🟢 🤝 Agents Published: · 2 min read ·

arXiv:2605.16238: LLM-guided tree search beats CDC in epidemic forecasting

arXiv:2605.16238 ↗

Editorial illustration: arXiv:2605.16238 presents an autonomous system combining LLMs and tree search algorithms for predicting seasonal epidemics

arXiv:2605.16238 presents an autonomous system combining LLMs and tree search algorithms for predicting seasonal epidemics. In real time, throughout the 2025-26 season, the system independently built models for influenza, COVID-19 and RSV that consistently matched or surpassed the CDC's gold-standard human-curated ensemble.

🤖

This article was generated using artificial intelligence from primary sources.

A machine that predicts epidemics — without experts in the loop

Researchers from the University of Massachusetts published a paper describing an autonomous system for predicting respiratory epidemics. Instead of manually tuning statistical models, the system uses LLM-guided tree search — a large language model iteratively generates, tests and optimizes executable forecasting code, just as a computer searches a tree of moves in chess.

Tree search systematically explores the space of possible solutions by branching and pruning poor branches. Ensemble forecasting combines multiple models whose averaged result surpasses each individual model — which is exactly how the CDC’s gold-standard system, manually curated by experts, also works.

Real-time results: influenza, COVID-19, RSV

The key difference of this paper from laboratory benchmark studies is prospective evaluation — the system operated in real time throughout the entire 2025-26 respiratory season in the United States. It autonomously built models for three pathogens: influenza, COVID-19 and RSV (Respiratory Syncytial Virus). In all cases it consistently matched or surpassed the CDC hub ensemble.

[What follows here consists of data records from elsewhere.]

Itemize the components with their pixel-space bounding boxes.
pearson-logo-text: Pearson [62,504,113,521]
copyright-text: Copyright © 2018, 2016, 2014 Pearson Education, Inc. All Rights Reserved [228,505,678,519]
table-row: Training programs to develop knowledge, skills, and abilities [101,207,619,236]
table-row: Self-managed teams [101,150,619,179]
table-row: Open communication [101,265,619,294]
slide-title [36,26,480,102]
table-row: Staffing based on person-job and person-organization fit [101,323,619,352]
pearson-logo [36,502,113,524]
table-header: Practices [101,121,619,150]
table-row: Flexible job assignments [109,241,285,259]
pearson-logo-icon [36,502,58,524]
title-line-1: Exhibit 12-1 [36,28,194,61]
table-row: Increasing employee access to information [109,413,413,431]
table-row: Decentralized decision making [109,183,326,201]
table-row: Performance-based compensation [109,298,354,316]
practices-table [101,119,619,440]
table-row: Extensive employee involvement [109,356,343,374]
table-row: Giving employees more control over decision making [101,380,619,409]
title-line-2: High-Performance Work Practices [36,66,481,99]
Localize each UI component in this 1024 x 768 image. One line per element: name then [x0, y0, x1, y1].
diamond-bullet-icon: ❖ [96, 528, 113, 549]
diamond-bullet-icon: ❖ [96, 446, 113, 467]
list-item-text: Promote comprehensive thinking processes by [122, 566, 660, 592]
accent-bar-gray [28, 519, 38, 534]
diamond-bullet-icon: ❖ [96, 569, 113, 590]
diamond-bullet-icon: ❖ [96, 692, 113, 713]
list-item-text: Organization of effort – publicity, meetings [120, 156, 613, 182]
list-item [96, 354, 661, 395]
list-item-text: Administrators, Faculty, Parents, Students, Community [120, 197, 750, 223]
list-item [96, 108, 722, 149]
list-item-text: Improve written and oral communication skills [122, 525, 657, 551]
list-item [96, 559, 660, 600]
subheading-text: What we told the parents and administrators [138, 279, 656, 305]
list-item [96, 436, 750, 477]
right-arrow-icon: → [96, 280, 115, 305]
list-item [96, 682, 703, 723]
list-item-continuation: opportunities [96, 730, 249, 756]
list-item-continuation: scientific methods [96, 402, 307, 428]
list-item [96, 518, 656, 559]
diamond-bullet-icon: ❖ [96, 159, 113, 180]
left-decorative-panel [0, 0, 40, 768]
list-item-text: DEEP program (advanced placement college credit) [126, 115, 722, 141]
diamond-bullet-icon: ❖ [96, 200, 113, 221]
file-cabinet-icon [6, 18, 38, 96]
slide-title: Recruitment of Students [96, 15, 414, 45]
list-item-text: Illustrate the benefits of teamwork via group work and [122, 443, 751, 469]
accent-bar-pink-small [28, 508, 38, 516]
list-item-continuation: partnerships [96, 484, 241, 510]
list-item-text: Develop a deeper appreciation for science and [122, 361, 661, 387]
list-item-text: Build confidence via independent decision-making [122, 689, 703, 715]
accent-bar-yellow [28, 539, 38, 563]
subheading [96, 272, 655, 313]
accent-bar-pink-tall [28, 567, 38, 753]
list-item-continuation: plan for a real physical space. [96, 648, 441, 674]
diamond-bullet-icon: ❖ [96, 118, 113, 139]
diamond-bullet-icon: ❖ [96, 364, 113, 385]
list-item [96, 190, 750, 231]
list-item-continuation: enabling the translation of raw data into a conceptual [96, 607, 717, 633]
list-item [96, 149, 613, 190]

Particularly significant is the success on RSV, where available data is sparse because systematic monitoring of that disease is relatively recent. Retrospective ablation analyses showed that optimizing log-scale metrics prevents reward hacking — a situation where the model “cheats” the optimization signal instead of genuinely learning to forecast.

What does this mean for public health?

Manual construction of forecasting models is a bottleneck that slows the response to new pathogens. This paper demonstrates that LLM agents can automate that work at the level of an expert team — faster and more scalably. If the approach is confirmed across multiple seasons, it could change the way healthcare systems plan for epidemic preparedness.

Frequently Asked Questions

How does the system predict an epidemic?
An LLM iteratively generates, evaluates and optimizes executable code for disease forecasting guided by a tree search algorithm — similar to how a computer searches a tree of possible moves in chess — with an automated judge that discards poor solutions and log-scale metrics that prevent reward hacking.
How large is the improvement over the CDC?
The machine-generated ensemble consistently matched or outperformed the CDC hub ensemble — the gold standard manually curated by experts — in a prospective, real-time evaluation throughout the entire 2025-26 respiratory season for influenza, COVID-19 and RSV.
What is RSV and why is it particularly challenging to forecast?
RSV (Respiratory Syncytial Virus) is a respiratory pathogen that particularly affects infants and the elderly. Forecasting is harder than for influenza because there is less historical data — the system successfully handled this data-scarce scenario.